Immediately after opening the bottle, one senses adventure. Initial aromas of vanilla and tobacco, and woodsy notes, seem to explode from the glass, making way for the intriguing and downright gamy barnyard experience that follows. The second wave of aromatics includes suede, saddle leather and horsehide galloping across the palate, running to what I sometimes refer to as the fantasy factory. I imagine the wine’s esprit du cheval engaging in a wild chase; lathered stallions gamboling in a bois joli of wildflowers, ferns, oregano and thyme.
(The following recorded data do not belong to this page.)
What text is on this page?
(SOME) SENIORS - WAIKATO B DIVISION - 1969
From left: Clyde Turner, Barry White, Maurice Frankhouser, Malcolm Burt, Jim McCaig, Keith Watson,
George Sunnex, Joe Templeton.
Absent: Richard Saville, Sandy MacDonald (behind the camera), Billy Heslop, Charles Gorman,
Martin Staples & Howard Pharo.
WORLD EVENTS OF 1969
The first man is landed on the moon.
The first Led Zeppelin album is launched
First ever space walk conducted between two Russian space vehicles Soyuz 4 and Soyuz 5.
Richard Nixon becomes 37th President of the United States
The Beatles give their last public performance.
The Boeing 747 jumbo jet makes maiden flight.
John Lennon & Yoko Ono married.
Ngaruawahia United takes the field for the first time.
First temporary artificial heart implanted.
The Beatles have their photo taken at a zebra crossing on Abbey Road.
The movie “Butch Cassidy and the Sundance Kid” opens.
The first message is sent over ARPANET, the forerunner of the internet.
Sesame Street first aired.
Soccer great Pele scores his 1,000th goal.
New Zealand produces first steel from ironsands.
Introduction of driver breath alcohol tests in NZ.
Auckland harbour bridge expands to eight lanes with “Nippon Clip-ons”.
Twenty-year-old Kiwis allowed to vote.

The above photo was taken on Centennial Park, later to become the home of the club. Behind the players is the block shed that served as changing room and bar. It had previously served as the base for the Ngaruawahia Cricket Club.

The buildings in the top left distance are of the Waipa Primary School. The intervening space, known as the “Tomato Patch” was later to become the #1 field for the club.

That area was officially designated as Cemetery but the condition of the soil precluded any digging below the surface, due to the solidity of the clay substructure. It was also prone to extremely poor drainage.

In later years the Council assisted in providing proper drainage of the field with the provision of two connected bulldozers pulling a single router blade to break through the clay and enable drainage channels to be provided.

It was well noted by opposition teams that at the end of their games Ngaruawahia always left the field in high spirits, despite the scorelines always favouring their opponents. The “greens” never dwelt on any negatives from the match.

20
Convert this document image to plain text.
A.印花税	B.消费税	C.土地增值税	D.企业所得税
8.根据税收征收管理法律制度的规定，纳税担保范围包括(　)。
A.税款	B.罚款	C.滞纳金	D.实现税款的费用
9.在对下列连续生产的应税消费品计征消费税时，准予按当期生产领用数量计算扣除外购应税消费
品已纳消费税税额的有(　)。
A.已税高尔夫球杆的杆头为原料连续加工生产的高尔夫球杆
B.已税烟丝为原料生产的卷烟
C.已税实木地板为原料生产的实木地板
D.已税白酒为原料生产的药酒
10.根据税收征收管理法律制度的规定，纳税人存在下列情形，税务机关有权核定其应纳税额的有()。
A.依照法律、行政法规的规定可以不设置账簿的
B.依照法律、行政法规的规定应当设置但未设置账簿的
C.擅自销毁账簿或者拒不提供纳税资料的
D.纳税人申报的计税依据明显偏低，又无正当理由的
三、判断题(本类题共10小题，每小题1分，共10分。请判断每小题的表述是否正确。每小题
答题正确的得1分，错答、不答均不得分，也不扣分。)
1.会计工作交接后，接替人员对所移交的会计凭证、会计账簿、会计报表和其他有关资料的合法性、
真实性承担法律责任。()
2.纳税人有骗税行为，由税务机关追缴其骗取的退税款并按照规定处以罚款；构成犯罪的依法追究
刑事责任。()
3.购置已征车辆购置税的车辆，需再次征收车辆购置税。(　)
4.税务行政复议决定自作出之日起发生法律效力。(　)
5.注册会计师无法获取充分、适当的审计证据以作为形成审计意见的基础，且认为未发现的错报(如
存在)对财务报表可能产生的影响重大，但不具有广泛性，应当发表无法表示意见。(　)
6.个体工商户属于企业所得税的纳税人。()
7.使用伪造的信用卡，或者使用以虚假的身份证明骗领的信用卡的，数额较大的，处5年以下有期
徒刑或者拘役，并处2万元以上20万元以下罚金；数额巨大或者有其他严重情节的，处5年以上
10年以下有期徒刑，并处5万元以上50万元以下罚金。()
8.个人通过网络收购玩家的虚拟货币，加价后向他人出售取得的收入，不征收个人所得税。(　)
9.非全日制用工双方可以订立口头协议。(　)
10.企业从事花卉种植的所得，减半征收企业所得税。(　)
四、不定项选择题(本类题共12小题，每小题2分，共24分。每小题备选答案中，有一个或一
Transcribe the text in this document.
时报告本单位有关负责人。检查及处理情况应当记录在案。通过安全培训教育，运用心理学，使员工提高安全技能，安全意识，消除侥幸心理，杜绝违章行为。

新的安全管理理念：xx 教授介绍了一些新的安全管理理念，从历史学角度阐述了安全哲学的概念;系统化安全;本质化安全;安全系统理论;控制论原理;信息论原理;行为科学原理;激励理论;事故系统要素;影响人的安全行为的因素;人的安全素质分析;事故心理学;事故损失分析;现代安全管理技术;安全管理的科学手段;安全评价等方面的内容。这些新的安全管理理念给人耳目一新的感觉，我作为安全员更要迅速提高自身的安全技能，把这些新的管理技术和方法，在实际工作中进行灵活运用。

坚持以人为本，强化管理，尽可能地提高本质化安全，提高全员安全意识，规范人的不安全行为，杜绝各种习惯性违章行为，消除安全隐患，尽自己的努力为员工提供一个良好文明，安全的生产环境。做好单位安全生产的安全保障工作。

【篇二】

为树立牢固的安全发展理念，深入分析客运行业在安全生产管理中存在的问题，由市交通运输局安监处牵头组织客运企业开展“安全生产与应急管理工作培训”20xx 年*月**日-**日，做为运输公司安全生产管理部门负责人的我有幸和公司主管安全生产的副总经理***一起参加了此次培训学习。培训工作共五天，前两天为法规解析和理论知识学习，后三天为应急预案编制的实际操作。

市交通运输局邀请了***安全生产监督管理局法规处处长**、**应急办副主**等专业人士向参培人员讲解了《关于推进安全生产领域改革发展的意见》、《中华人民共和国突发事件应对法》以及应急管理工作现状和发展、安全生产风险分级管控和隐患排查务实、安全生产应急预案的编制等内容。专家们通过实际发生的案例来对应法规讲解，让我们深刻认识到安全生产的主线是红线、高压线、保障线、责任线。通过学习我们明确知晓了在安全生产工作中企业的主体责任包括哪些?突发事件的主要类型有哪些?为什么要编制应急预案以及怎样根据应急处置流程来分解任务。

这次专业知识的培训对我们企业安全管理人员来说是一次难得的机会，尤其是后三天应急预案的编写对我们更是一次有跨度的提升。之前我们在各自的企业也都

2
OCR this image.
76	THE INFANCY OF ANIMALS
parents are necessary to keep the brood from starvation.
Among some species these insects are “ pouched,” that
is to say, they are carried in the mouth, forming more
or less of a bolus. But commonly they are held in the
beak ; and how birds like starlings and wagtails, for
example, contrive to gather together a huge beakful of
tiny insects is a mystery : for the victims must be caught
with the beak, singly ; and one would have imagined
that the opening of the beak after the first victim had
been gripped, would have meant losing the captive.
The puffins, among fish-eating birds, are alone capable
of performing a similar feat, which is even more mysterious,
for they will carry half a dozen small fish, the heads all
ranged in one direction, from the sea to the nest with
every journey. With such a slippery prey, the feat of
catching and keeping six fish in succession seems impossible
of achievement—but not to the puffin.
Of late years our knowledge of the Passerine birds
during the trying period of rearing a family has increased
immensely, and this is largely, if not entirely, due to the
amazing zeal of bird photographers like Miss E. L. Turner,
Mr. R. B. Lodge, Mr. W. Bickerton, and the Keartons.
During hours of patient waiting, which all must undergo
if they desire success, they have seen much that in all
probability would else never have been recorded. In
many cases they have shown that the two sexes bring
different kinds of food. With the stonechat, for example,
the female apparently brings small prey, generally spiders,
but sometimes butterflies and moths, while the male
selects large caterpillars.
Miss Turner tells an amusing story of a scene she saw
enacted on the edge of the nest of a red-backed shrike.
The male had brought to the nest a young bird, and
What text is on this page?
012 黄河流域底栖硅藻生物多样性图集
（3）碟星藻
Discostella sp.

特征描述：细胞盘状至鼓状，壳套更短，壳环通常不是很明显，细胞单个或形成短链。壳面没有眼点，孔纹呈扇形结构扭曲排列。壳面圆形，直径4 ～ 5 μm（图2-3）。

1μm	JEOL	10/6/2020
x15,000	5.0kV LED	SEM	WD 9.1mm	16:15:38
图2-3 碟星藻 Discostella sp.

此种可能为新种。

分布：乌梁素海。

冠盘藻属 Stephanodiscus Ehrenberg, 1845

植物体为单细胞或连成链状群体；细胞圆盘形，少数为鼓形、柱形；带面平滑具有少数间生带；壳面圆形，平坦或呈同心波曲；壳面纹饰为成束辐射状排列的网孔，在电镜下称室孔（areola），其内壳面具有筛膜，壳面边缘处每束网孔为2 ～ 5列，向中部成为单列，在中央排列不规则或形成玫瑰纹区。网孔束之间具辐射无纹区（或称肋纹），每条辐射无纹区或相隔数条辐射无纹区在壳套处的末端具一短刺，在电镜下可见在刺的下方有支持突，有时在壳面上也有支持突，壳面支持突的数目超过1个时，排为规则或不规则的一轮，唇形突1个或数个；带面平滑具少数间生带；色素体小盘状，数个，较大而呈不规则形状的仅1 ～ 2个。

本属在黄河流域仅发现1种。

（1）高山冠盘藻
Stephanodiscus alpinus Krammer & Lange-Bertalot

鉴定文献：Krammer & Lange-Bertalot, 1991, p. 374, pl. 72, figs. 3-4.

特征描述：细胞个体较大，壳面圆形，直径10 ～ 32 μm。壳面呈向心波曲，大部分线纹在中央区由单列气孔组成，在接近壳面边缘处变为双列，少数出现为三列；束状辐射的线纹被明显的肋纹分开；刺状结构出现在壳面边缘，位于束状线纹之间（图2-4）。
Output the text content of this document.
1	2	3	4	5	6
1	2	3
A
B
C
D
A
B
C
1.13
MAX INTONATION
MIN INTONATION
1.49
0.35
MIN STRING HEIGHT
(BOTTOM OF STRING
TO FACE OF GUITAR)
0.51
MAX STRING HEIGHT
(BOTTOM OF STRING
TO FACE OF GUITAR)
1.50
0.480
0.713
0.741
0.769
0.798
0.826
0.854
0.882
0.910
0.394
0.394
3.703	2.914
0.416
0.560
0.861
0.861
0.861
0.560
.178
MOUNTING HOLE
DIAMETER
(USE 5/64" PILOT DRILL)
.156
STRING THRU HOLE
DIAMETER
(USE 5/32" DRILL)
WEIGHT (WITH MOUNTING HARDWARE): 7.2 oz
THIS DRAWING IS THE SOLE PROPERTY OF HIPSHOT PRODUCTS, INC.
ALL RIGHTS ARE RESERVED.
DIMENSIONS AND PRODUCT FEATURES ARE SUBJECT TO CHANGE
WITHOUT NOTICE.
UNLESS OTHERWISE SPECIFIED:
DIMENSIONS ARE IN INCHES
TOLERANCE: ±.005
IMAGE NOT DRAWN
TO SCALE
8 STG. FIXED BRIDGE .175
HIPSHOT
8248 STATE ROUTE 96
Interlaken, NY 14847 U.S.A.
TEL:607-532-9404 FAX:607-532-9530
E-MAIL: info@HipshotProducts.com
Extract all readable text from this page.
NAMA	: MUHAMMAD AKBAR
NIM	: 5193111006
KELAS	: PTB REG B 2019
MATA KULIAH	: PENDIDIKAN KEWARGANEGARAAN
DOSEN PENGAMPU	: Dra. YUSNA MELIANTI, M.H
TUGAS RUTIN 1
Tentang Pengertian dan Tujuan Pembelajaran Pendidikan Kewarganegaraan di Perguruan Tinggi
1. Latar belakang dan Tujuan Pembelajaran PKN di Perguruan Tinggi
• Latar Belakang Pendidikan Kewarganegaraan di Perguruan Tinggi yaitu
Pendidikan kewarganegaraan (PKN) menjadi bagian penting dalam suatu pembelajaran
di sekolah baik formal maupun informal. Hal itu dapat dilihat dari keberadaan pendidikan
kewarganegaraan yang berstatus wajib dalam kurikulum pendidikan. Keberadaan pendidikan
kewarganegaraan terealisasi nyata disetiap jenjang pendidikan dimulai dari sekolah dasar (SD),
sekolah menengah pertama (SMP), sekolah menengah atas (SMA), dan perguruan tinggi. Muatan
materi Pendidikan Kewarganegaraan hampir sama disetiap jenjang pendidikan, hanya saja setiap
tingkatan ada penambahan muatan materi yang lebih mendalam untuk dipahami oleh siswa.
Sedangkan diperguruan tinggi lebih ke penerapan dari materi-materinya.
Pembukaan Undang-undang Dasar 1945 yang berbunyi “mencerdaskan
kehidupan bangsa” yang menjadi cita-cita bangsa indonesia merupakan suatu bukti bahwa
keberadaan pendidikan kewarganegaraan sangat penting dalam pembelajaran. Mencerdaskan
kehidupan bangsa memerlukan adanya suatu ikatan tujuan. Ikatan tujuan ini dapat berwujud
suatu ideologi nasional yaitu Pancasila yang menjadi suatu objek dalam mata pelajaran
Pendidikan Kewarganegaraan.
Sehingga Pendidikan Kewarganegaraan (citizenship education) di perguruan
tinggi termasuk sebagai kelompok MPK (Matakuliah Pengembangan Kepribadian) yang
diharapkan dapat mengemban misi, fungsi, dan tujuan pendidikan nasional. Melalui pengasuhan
Beware. When a wine combines this much giddyap with substantial tannins, decanting to let the wine aerate is an obvious countermeasure. After one and a half hours in the decanter, l’esprit du cheval had run its course and the wine acquiesced, tannins tamed out of their early rustic nature. One could now enjoy the wine without the need to hold on to a door frame for support. The decanted version brought forward rich flavors of roasted fruits, prunes and leather like that of a well-worn saddle, broken in and comfortable on the palate. Deciding when a wine is ready to drink is a subjective process. If you enjoy the excitement of la chasse, you needn’t wait to drink the 2005 La Coustarelle, but decanting it will improve your experience.
Excellent with grilled meat, gamy dishes served with roasted fruit, or rustic pizza topped with fresh oregano and thyme.